Mr Peters was also told the scanner used by the WIS was faulty and hadn’t been serviced for over two years.

Mr Peters, who had worked in the lab since 2011 and safely tested thousands of items, says: “I feel like a catalogue of errors was made during this incident. The whole thing is dreadful- it just shouldn’t have happened.

“The overriding principal of the lab is that it is a completely safe environment and void of explosives. We only wear simple forensic gear in there as there shouldn’t have been a risk.

“It’s since been told, if that device had gone off as quickly as it was designed to, it would have blown my head clean off.

“I shouldn’t be here today.”

Within half an hour of the horror explosion Mr Peters’s adrenaline run out and the searing hot pain of the remaining part of his hand began to kick in.

He was rushed to hospital where doctors operated for 13 hours to try and save the partial digits.

The top of his thumb had also been blown off and his little finger was shattered and hanging on by the tendon.

After numerous days in hospital, Mr Peters was flown back to the UK and admitted to Queen Mary’s hospital, Paddington, London, where he received further treatment.

The surgeons took a skin graft from his right leg and tattooed right arm. The remainder of the Capricorn star-sign tattoo on his arm has been stretched across what little is left of his hand.

Mr Peters, who lives with his wife, Donna, 49, in Wrangle, said: “All the surgeons did what they could for me. They tried to salvage as much of my hand as possible by covering the three stumps but unfortunately the fingers below the knuckle had already died.

“I had explosive abrasive injuries to my eyes from the shards of plastic as well. Four separate splinters of the box went into my right eye which had to be removed and the cornel scarring has permanently damaged my vision but luckily it healed as much as possible over time.

“Now everything looks like I am looking underwater.

Mr Peters, who suffered with PTSD after the incident has been awarded a six figure sum in a joint settlement agreement.

Employer’s liability lawyer, Tracey Benson, from Slater & Gordon who represented Mr Peters, says: “This is a tragic case.

“My client should never have come into contact with this item.

“Not only did it strip Mr Peters of his career that had spanned over 20 years but his wife had to stop working in order to look after him.

“He has also suffered with PTSD as a result of the incident and had to come to terms with facing the rest of his life with his physical limitations and employment limitations.”

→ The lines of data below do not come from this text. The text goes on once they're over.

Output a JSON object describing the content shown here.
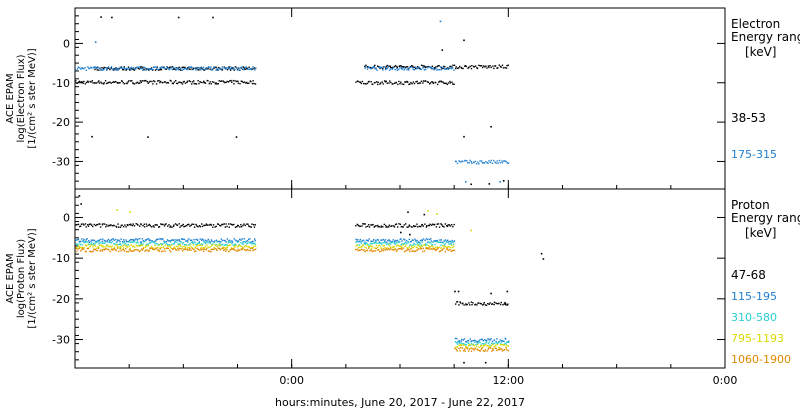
{
  "x_axis": {
    "title": "hours:minutes, June 20, 2017 - June 22, 2017",
    "tick_labels": [
      "0:00",
      "12:00",
      "0:00"
    ],
    "tick_hours": [
      24,
      36,
      48
    ],
    "range_hours": [
      12,
      48
    ]
  },
  "chart_data": [
    {
      "type": "scatter",
      "panel": "electron",
      "ylabel_lines": [
        "ACE EPAM",
        "log(Electron Flux)",
        "[1/(cm² s ster MeV)]"
      ],
      "yticks": [
        0,
        -10,
        -20,
        -30
      ],
      "ylim": [
        -37,
        9
      ],
      "legend_title": [
        "Electron",
        "Energy range",
        "[keV]"
      ],
      "series": [
        {
          "name": "38-53",
          "color": "#000000",
          "segments": [
            {
              "x0": 12.0,
              "x1": 22.0,
              "y": -9.7
            },
            {
              "x0": 13.0,
              "x1": 22.0,
              "y": -6.2
            },
            {
              "x0": 27.5,
              "x1": 33.0,
              "y": -9.8
            },
            {
              "x0": 28.0,
              "x1": 36.0,
              "y": -5.8
            }
          ],
          "outliers": [
            [
              13.4,
              6.9
            ],
            [
              14.0,
              6.8
            ],
            [
              17.7,
              6.8
            ],
            [
              19.6,
              6.8
            ],
            [
              12.9,
              -23.5
            ],
            [
              16.0,
              -23.6
            ],
            [
              20.9,
              -23.6
            ],
            [
              33.5,
              -23.5
            ],
            [
              32.3,
              -1.5
            ],
            [
              33.5,
              1.0
            ],
            [
              35.0,
              -21.0
            ],
            [
              34.9,
              -35.5
            ],
            [
              35.7,
              -34.7
            ],
            [
              33.9,
              -35.6
            ]
          ]
        },
        {
          "name": "175-315",
          "color": "#1f7fd0",
          "segments": [
            {
              "x0": 12.0,
              "x1": 22.0,
              "y": -6.2
            },
            {
              "x0": 28.0,
              "x1": 33.0,
              "y": -6.2
            },
            {
              "x0": 33.0,
              "x1": 36.0,
              "y": -30.0
            }
          ],
          "outliers": [
            [
              13.1,
              0.5
            ],
            [
              32.2,
              5.8
            ],
            [
              33.6,
              -35.0
            ],
            [
              35.5,
              -35.0
            ]
          ]
        }
      ]
    },
    {
      "type": "scatter",
      "panel": "proton",
      "ylabel_lines": [
        "ACE EPAM",
        "log(Proton Flux)",
        "[1/(cm² s ster MeV)]"
      ],
      "yticks": [
        0,
        -10,
        -20,
        -30
      ],
      "ylim": [
        -37,
        7
      ],
      "legend_title": [
        "Proton",
        "Energy range",
        "[keV]"
      ],
      "series": [
        {
          "name": "47-68",
          "color": "#000000",
          "segments": [
            {
              "x0": 12.0,
              "x1": 22.0,
              "y": -1.8
            },
            {
              "x0": 27.5,
              "x1": 33.0,
              "y": -1.8
            },
            {
              "x0": 33.0,
              "x1": 36.0,
              "y": -21.0
            }
          ],
          "outliers": [
            [
              12.2,
              5.5
            ],
            [
              12.3,
              3.5
            ],
            [
              30.0,
              -3.5
            ],
            [
              30.5,
              -4.0
            ],
            [
              33.0,
              -18.0
            ],
            [
              33.2,
              -18.0
            ],
            [
              35.0,
              -18.5
            ],
            [
              35.9,
              -18.0
            ],
            [
              35.8,
              -21.0
            ],
            [
              33.5,
              -35.5
            ],
            [
              34.7,
              -35.5
            ],
            [
              37.8,
              -8.7
            ],
            [
              37.9,
              -10.0
            ],
            [
              30.4,
              1.5
            ],
            [
              31.3,
              0.9
            ]
          ]
        },
        {
          "name": "115-195",
          "color": "#1f7fd0",
          "segments": [
            {
              "x0": 12.0,
              "x1": 22.0,
              "y": -5.5
            },
            {
              "x0": 27.5,
              "x1": 33.0,
              "y": -5.5
            },
            {
              "x0": 33.0,
              "x1": 36.0,
              "y": -30.0
            }
          ],
          "outliers": []
        },
        {
          "name": "310-580",
          "color": "#2ad0d0",
          "segments": [
            {
              "x0": 12.0,
              "x1": 22.0,
              "y": -6.2
            },
            {
              "x0": 27.5,
              "x1": 33.0,
              "y": -6.2
            },
            {
              "x0": 33.0,
              "x1": 36.0,
              "y": -30.8
            }
          ],
          "outliers": []
        },
        {
          "name": "795-1193",
          "color": "#d9d900",
          "segments": [
            {
              "x0": 12.0,
              "x1": 22.0,
              "y": -7.0
            },
            {
              "x0": 27.5,
              "x1": 33.0,
              "y": -7.0
            },
            {
              "x0": 33.0,
              "x1": 36.0,
              "y": -31.5
            }
          ],
          "outliers": [
            [
              14.3,
              2.0
            ],
            [
              15.0,
              1.5
            ],
            [
              31.5,
              1.8
            ],
            [
              32.0,
              1.0
            ],
            [
              33.9,
              -3.0
            ]
          ]
        },
        {
          "name": "1060-1900",
          "color": "#e08800",
          "segments": [
            {
              "x0": 12.0,
              "x1": 22.0,
              "y": -7.8
            },
            {
              "x0": 27.5,
              "x1": 33.0,
              "y": -7.8
            },
            {
              "x0": 33.0,
              "x1": 36.0,
              "y": -32.3
            }
          ],
          "outliers": []
        }
      ]
    }
  ]
}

Mr Peters, who had worked for the MOD for over 20 years, added: “My forensic career is over and I really loved what I did. Essentially we were catching criminals and putting a stop to terrorism.

“Now I can just about hold a glass.

“The whole ordeal was also terrifying for my wife and two sons. For the first 24 hours she only knew I had been involved in an explosion that had left me with life altering injuries.

“She also had to leave her job as a PA to look after me and now we are trying to adjust to life. Hopefully one day I can do a job in the same sector again and this won’t happen to anyone else.”

An MoD spokesman said: “We cannot comment on individual cases, but all claims are carefully considered and where the Ministry of Defence has a legal liability to pay compensation we do so.”